In most cases, volatility is a trader’s friend. But that’s certainly not the case with leveraged ETFs. In fact, volatility will crush you. That’s because the compounding effects of daily returns will actually throw off the math, and can do so in a very drastic way.
For example, if the S&P 500 moves down 5%, a fund like the SSO should move down 10%. If we assume a share price of $10, the SSO should be down to about $9 after the first day.

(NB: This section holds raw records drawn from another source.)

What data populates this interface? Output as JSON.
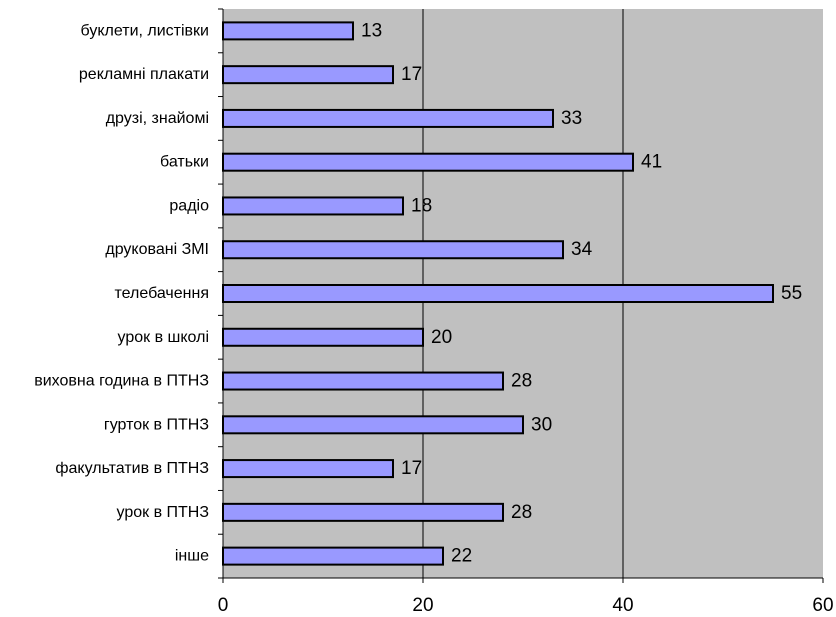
{
  "chart_data": {
    "type": "bar",
    "orientation": "horizontal",
    "categories": [
      "буклети, листівки",
      "рекламні плакати",
      "друзі, знайомі",
      "батьки",
      "радіо",
      "друковані ЗМІ",
      "телебачення",
      "урок в школі",
      "виховна година в ПТНЗ",
      "гурток в ПТНЗ",
      "факультатив в ПТНЗ",
      "урок в ПТНЗ",
      "інше"
    ],
    "values": [
      13,
      17,
      33,
      41,
      18,
      34,
      55,
      20,
      28,
      30,
      17,
      28,
      22
    ],
    "xlim": [
      0,
      60
    ],
    "xticks": [
      0,
      20,
      40,
      60
    ],
    "xtick_labels": [
      "0",
      "20",
      "40",
      "60"
    ],
    "grid": "vertical",
    "legend": "none",
    "title": "",
    "xlabel": "",
    "ylabel": "",
    "colors": {
      "bar_fill": "#9999ff",
      "bar_stroke": "#000000",
      "plot_background": "#c0c0c0",
      "gridline": "#000000",
      "page_background": "#ffffff"
    }
  }
}
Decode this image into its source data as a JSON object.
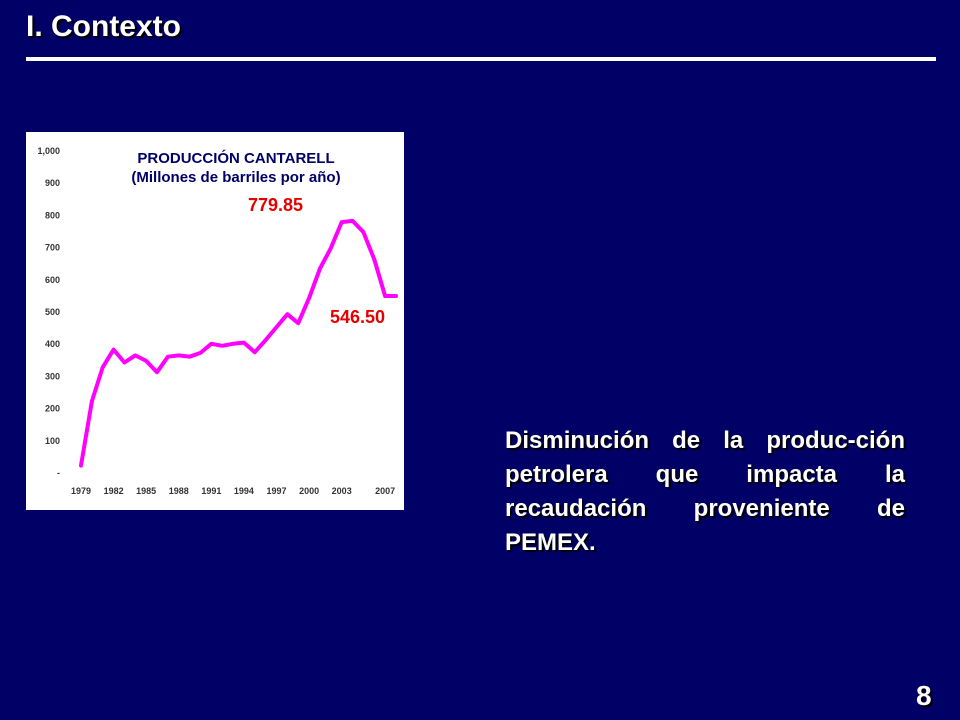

On the second day, if the S&P 500 moves up 5%, over the two days the S&P 500 return will be -0.25%. An unaware investor would think the SSO should be down 0.5%. The 10% increase on day two will bring shares up from $9.00 to $9.90, and the SSO will, in reality, be down by 1%.
Typically, you will find that the more volatile the benchmark (the S&P 500 in this example) for a leveraged ETF, the more value the ETF will lose over time, even if the benchmark ends up flat or had a 0% return at the end of the year. If the benchmark moved up and down drastically along the way, you may end up losing a significant percentage of the value of the ETF if you bought and held it.
For example, if a leveraged ETF moves within 10 points every two days for 60 days, then you will likely lose more than 50% of your investment.